Christ Noir" au beau milieu d’une radio pour adolescents...
On passe sur les détails du calvaire de la dernière arrivée dans le harem, décrit dans le détail dans L’Express. Et on ne retient que cette phrase fort juste du journaliste François Koch : "Impossible de ne pas sentir au cours de cette longue audience de huit heures un persistant parfum de dérive sectaire, le businessman de la FM, aux 400 000 euros de revenus annuels, semblant jouer parfois au « petit-Raël »". Vous pouvez encore le vérifier, cette terrible impression. Sur son site perso, Bellanger arpente toujours la scène comme le damné qu’il est, à nous parler de SON monde et du "MONDE REEL", en mettant les deux dos à dos constamment.

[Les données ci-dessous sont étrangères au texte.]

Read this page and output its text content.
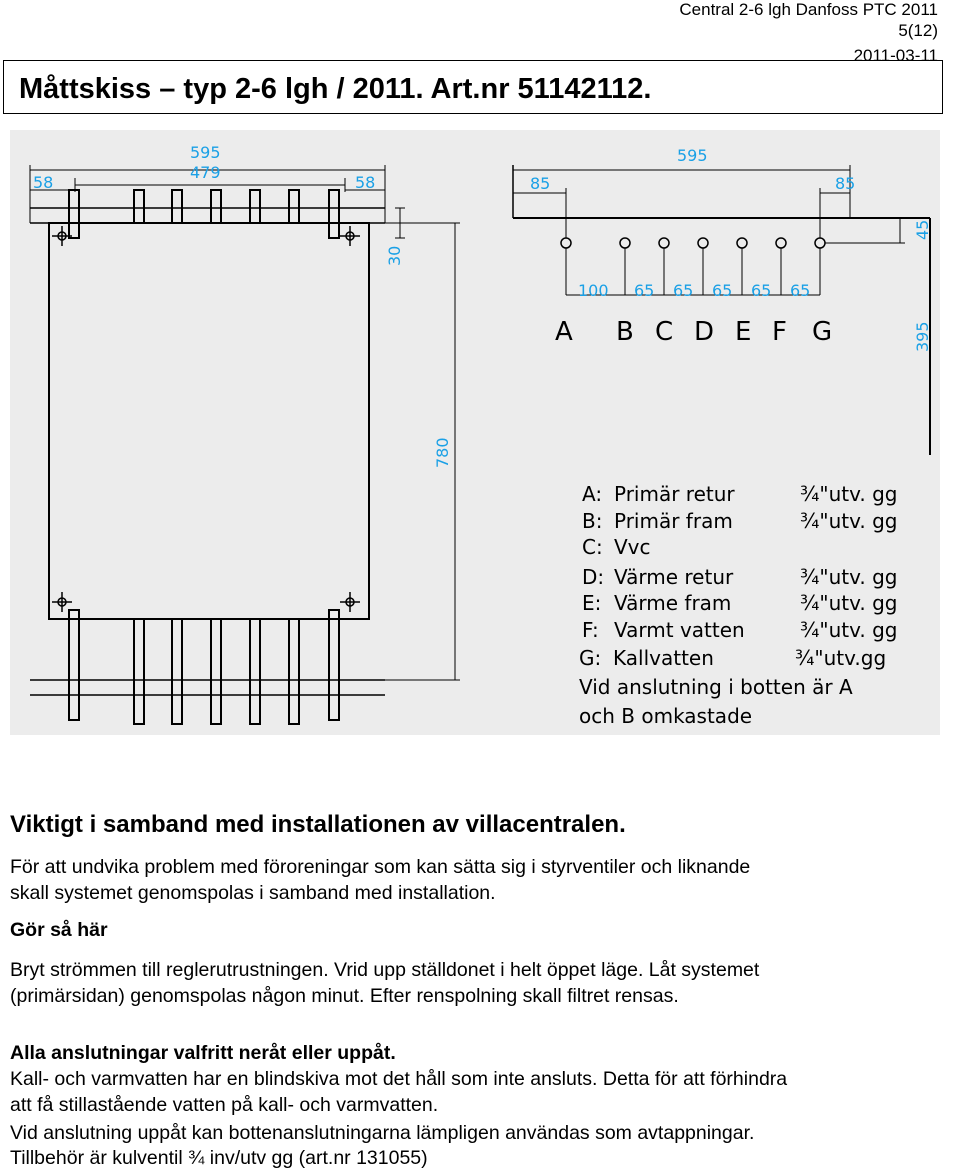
Central 2-6 lgh Danfoss PTC 2011
5(12)
2011-03-11
Måttskiss – typ 2-6 lgh / 2011. Art.nr 51142112.
595
479
58	58
30
780
595
85	85
45
395
100 65 65 65 65 65
A B C D E F G
A: Primär retur	¾"utv. gg
B: Primär fram	¾"utv. gg
C: Vvc
D: Värme retur	¾"utv. gg
E: Värme fram	¾"utv. gg
F: Varmt vatten	¾"utv. gg
G: Kallvatten	¾"utv.gg
Vid anslutning i botten är A
och B omkastade
Viktigt i samband med installationen av villacentralen.
För att undvika problem med föroreningar som kan sätta sig i styrventiler och liknande
skall systemet genomspolas i samband med installation.
Gör så här
Bryt strömmen till reglerutrustningen. Vrid upp ställdonet i helt öppet läge. Låt systemet
(primärsidan) genomspolas någon minut. Efter renspolning skall filtret rensas.
Alla anslutningar valfritt neråt eller uppåt.
Kall- och varmvatten har en blindskiva mot det håll som inte ansluts. Detta för att förhindra
att få stillastående vatten på kall- och varmvatten.
Vid anslutning uppåt kan bottenanslutningarna lämpligen användas som avtappningar.
Tillbehör är kulventil ¾ inv/utv gg (art.nr 131055)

Le 3 novembre prochain, il sera fixé sur son sort. Un an de prison avec sursis... ou la relaxe. Pour le poste de ministre, ça paraît de toute façon râpé. Il n’y a plus de ministre du culte, encore moins ésotérique. Les gamins continuant pendant ce temps à blogger comme des fous sur Skyblog ou à écouter Skyrock. Etablissant le "réseau de fans"... des consommateurs de la pub fourguée par les marques à notre directeur-gourou. Sans s’apercevoir du danger à le faire... La "glace au potiron d’Halloween" de notre faux-devin, cité à la fin de sa surprenante prestation, a encore un bel avenir chez eux... hélas ! Ne vous étonnez donc pas trop si votre petite nièce, un jour, commence à se déguiser en petite sorcière, prend subitement un teint blafard et se colorie les ongles en noir, et vous parle soudainement satanisme. Elle écoute très certainement Skyrock et a rencontré "comme par hasard" sur Skyblog quelqu’un pour lui parler de ça. Au royaume du marketing à la Bellanger, tout est bon pour faire de l’argent. Y compris l’esprit des gamines et des gamins.